61% of adults in the UK believe that they do not earn enough to cover their basic needs. You might want to read that again, and then think about what ‘basic needs’ are. It seems unbelievable, but this is one of the findings in a report entitled ‘Overconsumption in Britain‘, a paper Oliver James references in his book Affluenza.
As you might expect, people with higher salaries are less likely to believe they can’t afford everything they need, but still 46% of people earning over £35,000 said they couldn’t buy everything they needed.
What this seems to mean is that people in the UK have absolutely no idea what constitutes basic needs. What is it exactly that 61% of us need but can’t afford? Hot tubs? Plastic surgery? A third car? The report calls us ‘the suffering rich’ – people who have everything they need and more, but have such enormous and insatiable wants that we feel hard done by and impoverished.
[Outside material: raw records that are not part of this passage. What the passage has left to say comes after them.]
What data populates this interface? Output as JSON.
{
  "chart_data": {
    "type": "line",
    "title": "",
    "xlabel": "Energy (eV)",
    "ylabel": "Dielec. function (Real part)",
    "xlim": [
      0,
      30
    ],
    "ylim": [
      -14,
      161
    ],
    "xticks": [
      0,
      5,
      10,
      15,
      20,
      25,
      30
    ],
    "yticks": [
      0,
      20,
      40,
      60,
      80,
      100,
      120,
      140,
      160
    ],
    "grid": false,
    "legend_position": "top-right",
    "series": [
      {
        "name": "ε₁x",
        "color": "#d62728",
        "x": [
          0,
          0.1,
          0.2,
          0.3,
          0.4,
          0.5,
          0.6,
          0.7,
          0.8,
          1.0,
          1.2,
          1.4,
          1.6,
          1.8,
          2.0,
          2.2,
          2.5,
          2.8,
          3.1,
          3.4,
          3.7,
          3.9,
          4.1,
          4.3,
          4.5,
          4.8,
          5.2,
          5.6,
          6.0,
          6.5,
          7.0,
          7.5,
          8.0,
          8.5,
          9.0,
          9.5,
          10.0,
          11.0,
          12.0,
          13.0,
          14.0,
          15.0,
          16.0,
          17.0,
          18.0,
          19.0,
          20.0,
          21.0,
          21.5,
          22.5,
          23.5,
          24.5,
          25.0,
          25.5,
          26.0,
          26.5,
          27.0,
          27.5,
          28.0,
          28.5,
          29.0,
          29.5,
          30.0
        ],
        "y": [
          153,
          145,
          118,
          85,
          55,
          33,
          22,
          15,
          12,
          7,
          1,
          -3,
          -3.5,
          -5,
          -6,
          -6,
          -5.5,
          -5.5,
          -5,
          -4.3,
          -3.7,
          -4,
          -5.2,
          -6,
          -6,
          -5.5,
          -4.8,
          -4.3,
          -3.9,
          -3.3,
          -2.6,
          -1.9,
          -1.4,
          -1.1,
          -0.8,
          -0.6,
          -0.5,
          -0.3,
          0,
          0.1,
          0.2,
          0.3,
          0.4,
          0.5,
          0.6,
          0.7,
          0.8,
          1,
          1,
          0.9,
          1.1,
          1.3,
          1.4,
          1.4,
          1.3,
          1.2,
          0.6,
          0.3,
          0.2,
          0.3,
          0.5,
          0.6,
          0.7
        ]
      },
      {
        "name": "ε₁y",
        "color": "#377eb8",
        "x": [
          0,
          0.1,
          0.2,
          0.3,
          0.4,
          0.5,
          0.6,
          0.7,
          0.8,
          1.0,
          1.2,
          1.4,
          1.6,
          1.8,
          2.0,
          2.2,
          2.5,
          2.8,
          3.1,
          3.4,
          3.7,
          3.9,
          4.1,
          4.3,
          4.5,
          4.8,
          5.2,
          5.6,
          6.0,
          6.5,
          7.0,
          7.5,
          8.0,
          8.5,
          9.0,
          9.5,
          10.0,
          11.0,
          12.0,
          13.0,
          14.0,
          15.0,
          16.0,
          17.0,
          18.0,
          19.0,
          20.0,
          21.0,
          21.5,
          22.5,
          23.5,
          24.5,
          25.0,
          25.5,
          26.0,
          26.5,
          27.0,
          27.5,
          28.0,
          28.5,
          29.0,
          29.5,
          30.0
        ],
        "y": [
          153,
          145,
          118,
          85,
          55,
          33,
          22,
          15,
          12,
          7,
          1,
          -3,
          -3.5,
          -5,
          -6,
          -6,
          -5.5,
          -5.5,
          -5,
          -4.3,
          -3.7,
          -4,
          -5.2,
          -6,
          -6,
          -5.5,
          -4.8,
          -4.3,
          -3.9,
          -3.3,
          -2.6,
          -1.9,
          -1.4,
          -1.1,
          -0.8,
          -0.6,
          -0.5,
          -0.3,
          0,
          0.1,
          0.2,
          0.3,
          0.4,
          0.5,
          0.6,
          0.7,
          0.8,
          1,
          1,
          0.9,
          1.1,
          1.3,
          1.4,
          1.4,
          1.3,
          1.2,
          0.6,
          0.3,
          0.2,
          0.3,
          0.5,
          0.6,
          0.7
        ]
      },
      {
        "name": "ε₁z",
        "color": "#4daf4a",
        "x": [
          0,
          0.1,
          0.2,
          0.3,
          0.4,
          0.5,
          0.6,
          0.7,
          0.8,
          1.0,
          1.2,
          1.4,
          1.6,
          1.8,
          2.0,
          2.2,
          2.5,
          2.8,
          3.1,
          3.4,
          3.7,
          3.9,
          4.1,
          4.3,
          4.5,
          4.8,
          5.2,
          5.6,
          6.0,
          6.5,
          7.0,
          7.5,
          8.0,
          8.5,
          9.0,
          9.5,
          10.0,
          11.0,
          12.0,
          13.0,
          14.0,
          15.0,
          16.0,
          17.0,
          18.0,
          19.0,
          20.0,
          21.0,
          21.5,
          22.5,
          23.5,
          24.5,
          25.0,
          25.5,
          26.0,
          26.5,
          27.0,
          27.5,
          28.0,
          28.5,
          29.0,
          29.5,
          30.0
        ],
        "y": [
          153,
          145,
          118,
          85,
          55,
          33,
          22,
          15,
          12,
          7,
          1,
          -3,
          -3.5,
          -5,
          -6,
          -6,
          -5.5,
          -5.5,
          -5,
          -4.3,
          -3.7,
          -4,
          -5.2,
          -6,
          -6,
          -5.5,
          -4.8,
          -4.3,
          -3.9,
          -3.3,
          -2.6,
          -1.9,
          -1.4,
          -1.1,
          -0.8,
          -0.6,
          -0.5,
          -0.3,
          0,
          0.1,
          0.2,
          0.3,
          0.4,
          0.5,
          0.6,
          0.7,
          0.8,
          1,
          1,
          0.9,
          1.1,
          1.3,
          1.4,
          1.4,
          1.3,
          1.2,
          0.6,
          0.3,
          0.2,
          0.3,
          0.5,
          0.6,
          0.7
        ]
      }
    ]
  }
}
There are all sorts of reasons for this, and I’ll post more on it later. In the meantime, I really recommend reading the report, which is downloadable as a pdf from the Australia Institute.
Absolutely astonishing! And yet we have never been more exposed to the needs of the Two Thirds world. What is wrong with us? Can we never have enough? Evidently the virtue of thankfulness has all but ceased to exist.
It’s a remarkably sad stupid story, human history is, I just didn’t think I would live to see Dumber!